On connaissait Matthieu Cognet le pianiste de talent, mais pas le coach vocal intraitable. Une activité de haute précision qu’il exerce quand il ne voyage aux quatre coins du pays pour ses concerts.
Depuis plus d’un an, le Français aide une vingtaine de jeunes chanteurs d’opéra scolarisés au Curtis Institute of Music, une école de musique prestigieuse de Philadelphie, à perfectionner leur diction française. Sa mission: s’assurer que les accents toniques tombent au bon endroit, que les liaisons soient faites quand il le faut, que les mots soient intelligibles… Le tout en suivant la cadence de la partition. « Je ne laisse rien passer tant que je ne suis pas satisfait », sourit le musicien, qui est aussi le directeur musical de la French American Piano Society.
Peu nombreux aux États-Unis, les chefs de chant francophones sont des ambassadeurs méconnus de la langue de Molière. Pianiste réputé dans la communauté franco-américaine et auteur de plusieurs albums, Matthieu Cognet doit son entrée dans ce milieu à une autre formatrice, Bénédicte Jourdois. Professeure de diction à la Juilliard School of Music, conservatoire renommé de Manhattan où le musicien était déjà pianiste-accompagnateur, elle le recrute au moment où, enceinte, elle se cherchait un remplaçant.
Il fait alors la connaissance d’un coach vocal d’italien, qui l’informe qu’un poste est disponible à Curtis, l’établissement qui a formé le compositeur Leonard Bernstein, la violoniste Hilary Hahn et d’autres grands noms. Le pianiste le rejoint en 2022, année où le chef d’orchestre québécois Yannick Nézet-Séguin (Met Opera, Philadelphia Orchestra…), titulaire d’un doctorat honorifique de Curtis, dirigea la formation musicale de l’école pour une soirée d’opéra français.
Partageant son temps entre New York et Philadelphie, le Français assure au même moment des cours de diction à la MSM (Manhattan School of Music), autre institution musicale new-yorkaise.
Quand il évoque son travail, il donne le sentiment d’être un chirurgien maniant le scalpel.
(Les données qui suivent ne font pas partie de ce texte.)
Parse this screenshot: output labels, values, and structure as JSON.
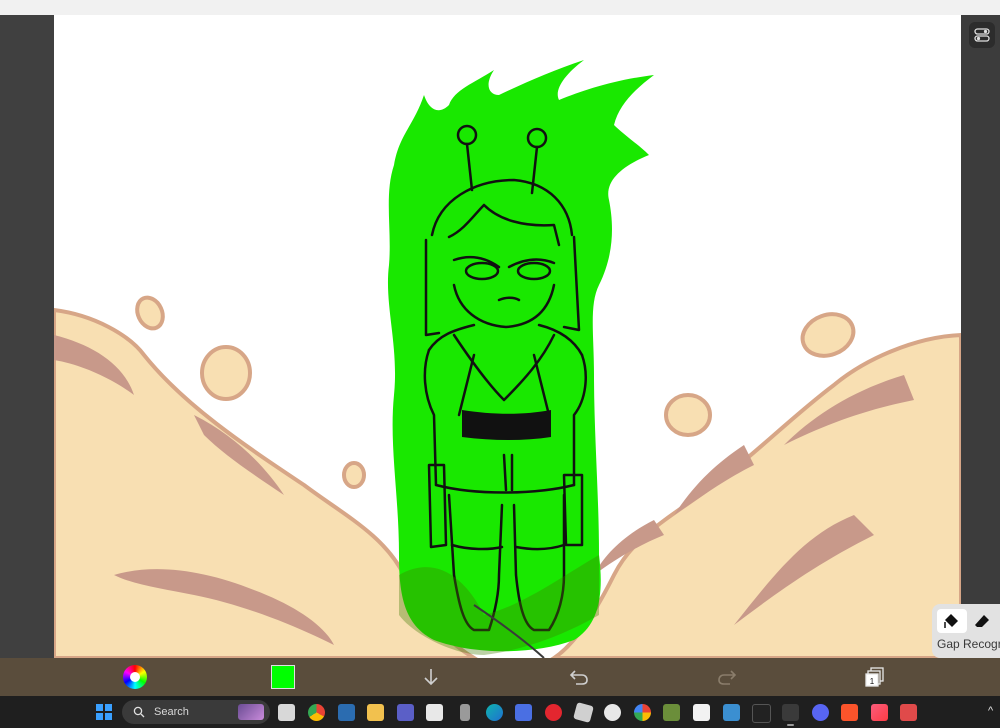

Avec ses étudiants, il dissèque chaque syllabe pour s’assurer que la prononciation est parfaite. Et ce, malgré les pièges tendus par la langue de Molière, comme ces voyelles nasales qui n’existent pas en anglais, ces « e » silencieux… « Je corrige les sons, les phonèmes (éléments sonores du langage parlé, ndr), mais aussi le flot naturel de la langue », résume l’artiste. Un travail de fourmi qui exige par ailleurs de se plonger dans le contexte historique de l’oeuvre étudiée ainsi que l’identité des protagonistes. « En fonction du personnage joué, le français ne sera pas le même. Dans le cas d’une soubrette, le langage sera plus familier, on fera moins de liaisons. Pour une figure sacrée ou un roi, on soignera les subtilités. C’est très complexe. Déjà que ce n’est pas simple pour nous, Français ! ».
Avec ses étudiants d’horizons divers (Amérique latine, Europe, Asie, États-Unis…), il planche actuellement sur les Mamelles de Tirésias, un opéra bouffe de Francis Poulenc inspiré d’une pièce de Guillaume Apollinaire. Il sera joué en mars 2024 à Philadelphie. « Ce travail me permet de conjuguer plusieurs choses : tout d’abord la pédagogie et la transmission de la langue, mais également ma propre compréhension du style et du répertoire musical, dit-il. En tant que Français, il est agréable de se plonger ou replonger dans notre belle langue et notre littérature et de contribuer ainsi à en partager l’héritage. On devient en quelque sorte un ambassadeur du patrimoine musical français ».